Unemployment figures announced this week were more positive than anticipated, though certain parts of the country, including areas of the North West, have been disproportionately affected by the early public expenditure cuts.
Inflation appears to have peaked, and although still higher than the Bank of England’s Monetary Policy Committee would like, anything between 3-4% is likely to allow interest rates to be kept low. Forecasts on growth vary greatly, though again the Chancellor will be cheered that, even on the opposition benches, few now believe that the economy will go back into recession. The dreaded ‘double-dip’, most predict, has been avoided.
Why then the lack of confidence, and the odd hint from within government circles (though not, it has to be said from the occupant of 11 Downing Street) of a possible change in direction?
Trade Union agitation and planned public sector strikes are never welcomed by any government, but they would hardly force a change of economic policy nowadays, and the polls indicate an acceptance by the majority that, generally, both the Prime Minister and the Chancellor are performing well.

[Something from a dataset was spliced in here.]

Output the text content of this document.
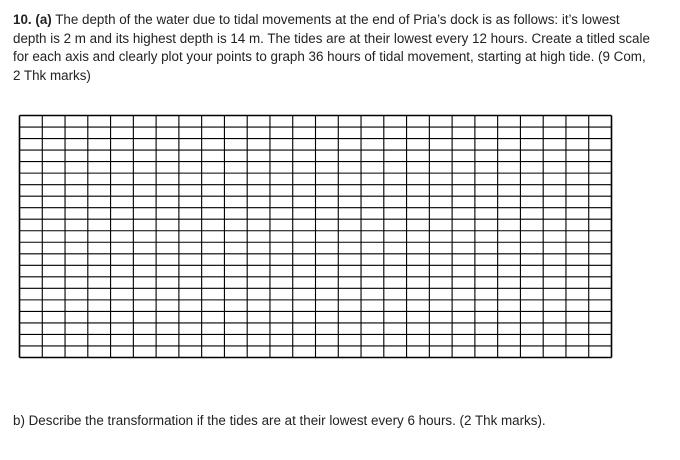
10. (a) The depth of the water due to tidal movements at the end of Pria’s dock is as follows: it’s lowest depth is 2 m and its highest depth is 14 m. The tides are at their lowest every 12 hours. Create a titled scale for each axis and clearly plot your points to graph 36 hours of tidal movement, starting at high tide. (9 Com, 2 Thk marks)

b) Describe the transformation if the tides are at their lowest every 6 hours. (2 Thk marks).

Could it be that the lack of confidence in growth is what is causing some alarm? A lack of money supply, with the banks still clearly failing to deliver on promises they made on the issue of lending to small businesses, is continuing to stymie growth in the private sector, so what can be done to stimulate some activity, and kick start a tangible recovery?
The coalition have proved in a number of areas, most recently on penal reform and health, that they are well capable of a U-turn if they think it is electorally pragmatic. On the economy, though, George Osborne appears robust in his ‘Plan A’ approach.
I think it highly unlikely that Osborne will relent on his public spending cuts. Where he could go though, if he was minded, was into the taxation arena. A clear signal that the 50% rate was to go sooner rather than later would certainly cheer his own backbenchers, and entrepreneurs.
His nemesis the Shadow Chancellor, has also suggested an initiative which would most certainly be greeted with enthusiasm by retailers – a return to 17.5% VAT, at least until those growth figures begin to look healthier. The fact that Ed Balls suggested this probably means unlikely government adoption, but it is certainly worth consideration.
I guess that Osborne will sit tight until the Autumn, but if those growth forecasts don’t start to improve I’m expecting, if not a fully blown ‘Plan B’, at least a ‘Plan A- Plus’.